是的,逃了这么久,终是没能逃出身临其境的幻觉。这就是一直以来我所追寻的答案。宝贝乖的死,不是黎峻一个人的错;塔塔的死,也不是白翼一个人的错。眼前的景象告诉我,塔塔当时就是如此孤独地蜷缩在陌生的床上,罪大恶极的人,其实是我,是我啊!
我的身体压上了一座千年墓碑。
怎么也没想到会衍变成这种局面,差一点站不稳昏厥过去。白翼在身后擎住我,与东方瑾对视了一眼,牵着我的手往门外走。
白翼在608房门旁边席地而坐,头埋进双膝。而我终于缓过神,惊恐地掩住脸,才发现原来我早已泪流满面。
没多久,东方瑾衣冠楚楚地走出来,他在白翼的身边站了一会儿,微笑着俯视他的安静,然后抬起手摩挲一下我悬着眼泪的脸,“美人,你吃醋咯?”
我挥起巴掌,却被他死死地握住手腕,我低声咆哮,“你这个衣冠禽兽。”
“他老婆问我借钱,自己送上门的啊。”他无趣地笑了笑,斜睨一眼失神的白翼:“拜托你像个男人吧!孬种。”
说罢,拍了拍身上的灰尘,居然让他安然无恙地离开了。
白翼在走廊里坐了很久很久。直到凌晨的钟声响起,他忽然站起身冲进房间,发疯地掀开了薛贝贝的棉被,将赤裸裸的她从床上拖起来。这时她惊醒了,无力地挣扎了几下,看清楚白翼的脸时,吓得一动也不敢动,像一匹被驯服的烈马,任凭被他拖进浴室里。
我惊得靠在椅子上,无法动弹。
浴室里的水莲蓬哗哗作响,其间传来薛贝贝刺耳凄烈的惨叫。我跑进浴室,见到白翼将她按进放满凉水的浴缸里,眼睛泛发出狼一般的蓝光。
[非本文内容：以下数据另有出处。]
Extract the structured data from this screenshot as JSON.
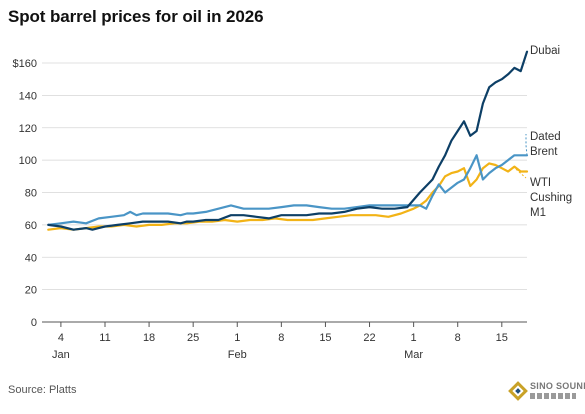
{
  "header": {
    "title": "Spot barrel prices for oil in 2026"
  },
  "footer": {
    "source": "Source: Platts"
  },
  "watermark": {
    "text": "SINO SOUND"
  },
  "chart_data": {
    "type": "line",
    "title": "Spot barrel prices for oil in 2026",
    "xlabel": "",
    "ylabel": "",
    "ylim": [
      0,
      170
    ],
    "yticks": [
      0,
      20,
      40,
      60,
      80,
      100,
      120,
      140,
      160
    ],
    "ytick_labels": [
      "0",
      "20",
      "40",
      "60",
      "80",
      "100",
      "120",
      "140",
      "$160"
    ],
    "xlim": [
      1,
      78
    ],
    "xticks": [
      {
        "day": 4,
        "label": "4",
        "month": "Jan"
      },
      {
        "day": 11,
        "label": "11"
      },
      {
        "day": 18,
        "label": "18"
      },
      {
        "day": 25,
        "label": "25"
      },
      {
        "day": 32,
        "label": "1",
        "month": "Feb"
      },
      {
        "day": 39,
        "label": "8"
      },
      {
        "day": 46,
        "label": "15"
      },
      {
        "day": 53,
        "label": "22"
      },
      {
        "day": 60,
        "label": "1",
        "month": "Mar"
      },
      {
        "day": 67,
        "label": "8"
      },
      {
        "day": 74,
        "label": "15"
      }
    ],
    "grid": true,
    "legend": "labels at line ends (right)",
    "series": [
      {
        "name": "Dubai",
        "label_lines": [
          "Dubai"
        ],
        "color": "#0d3f66",
        "x": [
          2,
          4,
          6,
          8,
          9,
          10,
          11,
          13,
          15,
          17,
          19,
          21,
          23,
          24,
          25,
          27,
          29,
          31,
          33,
          35,
          37,
          39,
          41,
          43,
          45,
          47,
          49,
          51,
          53,
          55,
          57,
          59,
          61,
          62,
          63,
          64,
          65,
          66,
          67,
          68,
          69,
          70,
          71,
          72,
          73,
          74,
          75,
          76,
          77,
          78
        ],
        "y": [
          60,
          59,
          57,
          58,
          57,
          58,
          59,
          60,
          61,
          62,
          62,
          62,
          61,
          62,
          62,
          63,
          63,
          66,
          66,
          65,
          64,
          66,
          66,
          66,
          67,
          67,
          68,
          70,
          71,
          70,
          70,
          71,
          80,
          84,
          88,
          96,
          103,
          112,
          118,
          124,
          115,
          118,
          135,
          145,
          148,
          150,
          153,
          157,
          155,
          167
        ]
      },
      {
        "name": "Dated Brent",
        "label_lines": [
          "Dated",
          "Brent"
        ],
        "color": "#4a95c6",
        "x": [
          2,
          4,
          6,
          8,
          10,
          12,
          14,
          15,
          16,
          17,
          19,
          21,
          23,
          24,
          25,
          27,
          29,
          31,
          33,
          35,
          37,
          39,
          41,
          43,
          45,
          47,
          49,
          51,
          53,
          55,
          57,
          59,
          61,
          62,
          63,
          64,
          65,
          66,
          67,
          68,
          69,
          70,
          71,
          72,
          73,
          74,
          75,
          76,
          77,
          78
        ],
        "y": [
          60,
          61,
          62,
          61,
          64,
          65,
          66,
          68,
          66,
          67,
          67,
          67,
          66,
          67,
          67,
          68,
          70,
          72,
          70,
          70,
          70,
          71,
          72,
          72,
          71,
          70,
          70,
          71,
          72,
          72,
          72,
          72,
          72,
          70,
          78,
          85,
          80,
          83,
          86,
          88,
          95,
          103,
          88,
          92,
          95,
          97,
          100,
          103,
          103,
          103
        ]
      },
      {
        "name": "WTI Cushing M1",
        "label_lines": [
          "WTI",
          "Cushing",
          "M1"
        ],
        "color": "#f2b316",
        "x": [
          2,
          4,
          6,
          8,
          10,
          12,
          14,
          16,
          18,
          20,
          22,
          24,
          26,
          28,
          30,
          32,
          34,
          36,
          38,
          40,
          42,
          44,
          46,
          48,
          50,
          52,
          54,
          56,
          58,
          60,
          61,
          62,
          63,
          64,
          65,
          66,
          67,
          68,
          69,
          70,
          71,
          72,
          73,
          74,
          75,
          76,
          77,
          78
        ],
        "y": [
          57,
          58,
          57,
          58,
          59,
          59,
          60,
          59,
          60,
          60,
          61,
          61,
          62,
          62,
          63,
          62,
          63,
          63,
          64,
          63,
          63,
          63,
          64,
          65,
          66,
          66,
          66,
          65,
          67,
          70,
          72,
          75,
          80,
          84,
          90,
          92,
          93,
          95,
          84,
          88,
          95,
          98,
          97,
          95,
          93,
          96,
          93,
          93
        ]
      }
    ]
  }
}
我抓住他的手,大声说:“我来帮她洗!你出去冷静一下!”
白翼愣了一下,转过身,摔门而去。
我如泄气皮球般地舒了一口气,赶紧把那个疯狂的男人锁在外面。然后,我把手伸到浴缸里放水,调节热水的温度,一边替她换热水一边用烘干机吹湿衣服,浴缸的水位越来越低,她醉醺醺地仰躺在那儿,突然直起身子扬了我一身的呕吐物。
“你这个傻女人!”我指着她的鼻子脱口骂她,“拜托你读些书吧,喜宝怎么说的,做一个女人要做得像一幅画,不要做一件衣裳,被男人试完了又试,却没人买,试残了旧了,五折抛售还有困难!”